Comment faire ? Faut-il changer le regard que nous portons sur les leaders, et apprendre à accueillir cette parole ?
Il faut en parler. Plus il y aura d’articles dans la presse, plus les dirigeants vont se saisir du sujet. Surtout dans la presse spécialisée, professionnelle. Un article dans Marie Claire ne résonne pas de la même manière chez moi que dans un journal pour les dirigeants. En cela, les témoignages sont très précieux. Je crois beaucoup mes pairs. Leur parole a plus de poids que lorsqu'un médecin intervient sur le sujet.
Passer par un suivi médical du corps est aussi une bonne manière de rester attentif à sa santé mentale, au milieu de nos vies chargées. Je suis une maman qui répète à ses enfants de prendre leurs rendez-vous de médecin, mais je ne le fais pas moi-même !
"Se confier sur sa santé mentale avec ses amis n’est pas forcément évident."
Quels sont les conseils et solutions que vous aimeriez partager ?
Faire partie d’un réseau est essentiel. Pas seulement un réseau business, mais un réseau d’échange. Se confier sur sa santé mentale avec ses amis n’est pas forcément évident. L’entourage qui nous connaît de longue date peut avoir une image de nous comme d’un Warrior ou d’une "Wonder Woman". Ils ne comprennent pas forcément ce qui nous arrive.

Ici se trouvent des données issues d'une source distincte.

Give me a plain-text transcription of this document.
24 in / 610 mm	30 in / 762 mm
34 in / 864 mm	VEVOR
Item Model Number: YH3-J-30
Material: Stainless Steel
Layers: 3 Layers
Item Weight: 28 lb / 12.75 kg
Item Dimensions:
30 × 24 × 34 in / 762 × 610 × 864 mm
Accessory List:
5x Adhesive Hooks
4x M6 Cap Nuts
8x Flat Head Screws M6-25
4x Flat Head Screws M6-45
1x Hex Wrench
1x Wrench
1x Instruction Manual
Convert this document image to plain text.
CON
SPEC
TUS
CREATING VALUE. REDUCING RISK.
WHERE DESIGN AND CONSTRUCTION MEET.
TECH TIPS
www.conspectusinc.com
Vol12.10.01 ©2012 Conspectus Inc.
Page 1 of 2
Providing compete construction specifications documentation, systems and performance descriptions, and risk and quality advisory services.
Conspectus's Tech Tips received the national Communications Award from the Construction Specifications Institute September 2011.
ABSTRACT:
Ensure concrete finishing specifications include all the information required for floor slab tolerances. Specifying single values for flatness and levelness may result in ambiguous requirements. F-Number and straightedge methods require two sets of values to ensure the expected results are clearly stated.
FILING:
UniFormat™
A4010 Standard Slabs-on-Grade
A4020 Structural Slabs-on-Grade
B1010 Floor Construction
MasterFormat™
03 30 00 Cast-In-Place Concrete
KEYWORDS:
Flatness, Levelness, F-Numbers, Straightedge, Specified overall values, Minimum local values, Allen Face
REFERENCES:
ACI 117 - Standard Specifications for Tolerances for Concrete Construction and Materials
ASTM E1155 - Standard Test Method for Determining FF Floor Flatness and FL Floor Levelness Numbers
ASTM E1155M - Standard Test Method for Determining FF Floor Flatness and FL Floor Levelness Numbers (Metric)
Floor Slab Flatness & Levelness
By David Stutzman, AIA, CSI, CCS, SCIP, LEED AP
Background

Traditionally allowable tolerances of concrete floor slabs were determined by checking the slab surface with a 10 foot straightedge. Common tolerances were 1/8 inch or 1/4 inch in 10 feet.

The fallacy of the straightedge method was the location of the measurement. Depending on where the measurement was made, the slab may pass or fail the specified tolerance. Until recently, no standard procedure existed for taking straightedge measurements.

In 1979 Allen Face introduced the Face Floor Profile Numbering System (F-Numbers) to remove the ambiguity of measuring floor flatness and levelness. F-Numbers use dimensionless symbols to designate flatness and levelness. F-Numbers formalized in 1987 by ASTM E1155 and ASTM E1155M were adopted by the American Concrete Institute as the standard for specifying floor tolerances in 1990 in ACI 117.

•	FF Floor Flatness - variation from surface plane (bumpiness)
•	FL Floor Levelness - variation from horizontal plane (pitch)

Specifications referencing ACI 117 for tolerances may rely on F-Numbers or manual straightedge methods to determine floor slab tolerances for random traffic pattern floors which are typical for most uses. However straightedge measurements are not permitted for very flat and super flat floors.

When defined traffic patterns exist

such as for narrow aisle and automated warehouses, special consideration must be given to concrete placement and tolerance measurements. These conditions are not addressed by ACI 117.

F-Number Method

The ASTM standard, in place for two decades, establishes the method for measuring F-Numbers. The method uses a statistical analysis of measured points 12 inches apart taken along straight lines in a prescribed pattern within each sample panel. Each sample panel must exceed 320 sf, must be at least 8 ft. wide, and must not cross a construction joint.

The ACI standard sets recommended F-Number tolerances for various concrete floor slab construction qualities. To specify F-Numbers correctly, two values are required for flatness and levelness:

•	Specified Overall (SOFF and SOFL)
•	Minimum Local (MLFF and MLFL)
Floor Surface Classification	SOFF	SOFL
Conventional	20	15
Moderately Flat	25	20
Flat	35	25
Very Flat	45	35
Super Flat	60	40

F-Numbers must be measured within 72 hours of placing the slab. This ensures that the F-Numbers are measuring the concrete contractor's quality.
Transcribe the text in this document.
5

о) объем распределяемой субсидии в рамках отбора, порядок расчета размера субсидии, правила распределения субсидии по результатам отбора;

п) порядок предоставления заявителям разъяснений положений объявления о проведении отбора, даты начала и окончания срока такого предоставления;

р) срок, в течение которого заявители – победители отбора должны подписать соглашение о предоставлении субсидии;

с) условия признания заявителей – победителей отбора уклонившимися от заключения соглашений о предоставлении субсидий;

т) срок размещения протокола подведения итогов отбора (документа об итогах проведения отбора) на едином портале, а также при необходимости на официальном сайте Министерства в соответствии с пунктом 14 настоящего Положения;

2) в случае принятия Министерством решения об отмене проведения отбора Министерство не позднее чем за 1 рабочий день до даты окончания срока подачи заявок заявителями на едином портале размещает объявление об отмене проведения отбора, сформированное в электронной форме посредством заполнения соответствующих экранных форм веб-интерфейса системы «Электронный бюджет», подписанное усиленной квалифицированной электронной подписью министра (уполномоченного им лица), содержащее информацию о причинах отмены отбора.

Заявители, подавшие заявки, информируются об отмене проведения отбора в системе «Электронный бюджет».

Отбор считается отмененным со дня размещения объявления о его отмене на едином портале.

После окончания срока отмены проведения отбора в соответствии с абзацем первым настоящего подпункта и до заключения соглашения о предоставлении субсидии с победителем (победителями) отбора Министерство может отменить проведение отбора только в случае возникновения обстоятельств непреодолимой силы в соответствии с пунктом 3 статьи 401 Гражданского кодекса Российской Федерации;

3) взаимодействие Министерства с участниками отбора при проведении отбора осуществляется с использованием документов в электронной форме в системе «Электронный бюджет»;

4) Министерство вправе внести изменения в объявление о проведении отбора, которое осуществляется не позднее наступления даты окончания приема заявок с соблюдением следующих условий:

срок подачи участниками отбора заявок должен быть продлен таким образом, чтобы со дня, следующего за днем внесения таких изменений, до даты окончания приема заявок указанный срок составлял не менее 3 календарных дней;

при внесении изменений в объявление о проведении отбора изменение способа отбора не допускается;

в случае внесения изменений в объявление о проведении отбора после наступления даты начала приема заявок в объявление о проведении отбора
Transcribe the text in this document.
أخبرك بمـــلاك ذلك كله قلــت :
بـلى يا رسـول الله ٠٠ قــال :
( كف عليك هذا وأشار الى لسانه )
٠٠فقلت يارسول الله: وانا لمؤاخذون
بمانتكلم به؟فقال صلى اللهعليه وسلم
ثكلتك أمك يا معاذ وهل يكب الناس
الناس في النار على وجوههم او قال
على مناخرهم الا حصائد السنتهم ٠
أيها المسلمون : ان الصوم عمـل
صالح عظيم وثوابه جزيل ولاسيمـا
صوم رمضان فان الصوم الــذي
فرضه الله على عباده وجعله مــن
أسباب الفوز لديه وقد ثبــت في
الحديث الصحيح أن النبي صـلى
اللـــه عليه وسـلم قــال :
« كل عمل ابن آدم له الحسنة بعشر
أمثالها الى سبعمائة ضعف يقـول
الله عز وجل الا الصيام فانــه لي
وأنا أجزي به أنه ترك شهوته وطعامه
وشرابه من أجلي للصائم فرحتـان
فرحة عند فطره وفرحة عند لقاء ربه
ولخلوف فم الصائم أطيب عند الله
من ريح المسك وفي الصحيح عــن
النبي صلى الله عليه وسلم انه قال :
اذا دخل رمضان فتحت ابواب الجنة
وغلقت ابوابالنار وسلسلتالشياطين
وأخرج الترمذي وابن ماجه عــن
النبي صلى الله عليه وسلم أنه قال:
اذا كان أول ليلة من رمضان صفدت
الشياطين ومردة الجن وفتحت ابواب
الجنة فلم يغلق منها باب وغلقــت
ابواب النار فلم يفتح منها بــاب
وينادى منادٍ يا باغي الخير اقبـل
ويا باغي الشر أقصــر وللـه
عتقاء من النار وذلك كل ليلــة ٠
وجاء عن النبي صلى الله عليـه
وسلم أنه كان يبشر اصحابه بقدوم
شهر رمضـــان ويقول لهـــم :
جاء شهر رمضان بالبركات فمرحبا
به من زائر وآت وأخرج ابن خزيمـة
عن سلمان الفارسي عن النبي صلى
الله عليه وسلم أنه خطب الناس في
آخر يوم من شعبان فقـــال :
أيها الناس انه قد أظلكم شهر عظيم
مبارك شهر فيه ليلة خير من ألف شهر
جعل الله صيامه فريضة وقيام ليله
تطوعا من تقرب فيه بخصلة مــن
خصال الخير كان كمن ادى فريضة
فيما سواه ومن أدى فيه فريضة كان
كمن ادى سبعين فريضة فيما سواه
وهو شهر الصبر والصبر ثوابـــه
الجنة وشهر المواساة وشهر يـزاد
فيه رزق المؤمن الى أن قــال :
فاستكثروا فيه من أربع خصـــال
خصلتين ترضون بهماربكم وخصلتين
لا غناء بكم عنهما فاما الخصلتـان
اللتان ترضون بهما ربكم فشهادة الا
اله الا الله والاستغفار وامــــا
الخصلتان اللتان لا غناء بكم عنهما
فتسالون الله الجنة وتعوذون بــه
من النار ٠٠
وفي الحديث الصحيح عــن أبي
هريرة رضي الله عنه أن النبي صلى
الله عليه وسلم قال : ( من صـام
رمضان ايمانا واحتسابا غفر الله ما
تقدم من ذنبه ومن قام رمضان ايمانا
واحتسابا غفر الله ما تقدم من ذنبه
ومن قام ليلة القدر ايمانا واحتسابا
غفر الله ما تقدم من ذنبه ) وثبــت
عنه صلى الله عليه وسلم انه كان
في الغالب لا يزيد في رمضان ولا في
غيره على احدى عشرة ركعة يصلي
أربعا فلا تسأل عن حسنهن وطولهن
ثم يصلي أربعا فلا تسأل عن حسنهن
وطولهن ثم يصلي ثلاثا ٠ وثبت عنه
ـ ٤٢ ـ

Une autre chose, c’est de prendre des moments pour soi. Depuis que j’ai 50 ans, je m’autorise à faire des déjeuners avec mes copines. Je ne l’avais jamais fait de ma vie, avant ! J’ai commencé ma carrière dans l’entreprise de mes parents, puis j’ai monté mes hôtels-restaurants, j’ai eu mes 3 enfants. J’ai toujours bossé comme une folle, en voyageant à l’étranger très régulièrement. Aujourd’hui, je mesure l’importance de ces moments à soi. C’est, par exemple, aller dans ma maison à l’étranger, qui est mon lieu refuge. Ou mettre du rap à fond dans ma voiture et hurler dessus… Ça fait du bien !
Ces témoignages sur le burn-out vous ont-ils rendue plus attentive aux signaux de fatigue de vos collaborateurs ?
Maintenant que je sais ce que c’est, je suis effectivement plus attentive. J’ai toujours fait attention, mais plus l’entreprise grossit, moins on peut avoir des contacts privilégiés avec ses collaborateurs.
J’ai abordé le sujet avec quelques personnes de mon équipe que je sentais fragiles, mais pas de manière collective. Je ne veux pas prétendre être exemplaire sur ce sujet. C’est un sujet très délicat. Le problème aussi, c’est quand le sujet est très investi, dans de grandes boîtes par exemple, mais de manière un peu artificielle.
"Ma happiness officer m’alerte quand certains salariés n’ont pas l’air en forme."
Pour autant, j’ai pris le parti de recruter il y a trois ans une happiness officer, dont le rôle est de prendre soin de chacun. Lorsque j’ai ouvert La Grande École, j’ai embauché 50 personnes d’un coup. Je savais que je ne pourrai pas être aussi présente que d’habitude auprès de mes équipes. La happiness officer s’occupe de l’intégration et du départ des salariés, elle organise les soirées du personnel. Son rôle lui permet de déceler certains signaux. C’est elle qui m’alerte : "tiens tu devrais aller voir untel, il n’a pas l’air en forme". Son poste représente un investissement, mais cela vaut le coup.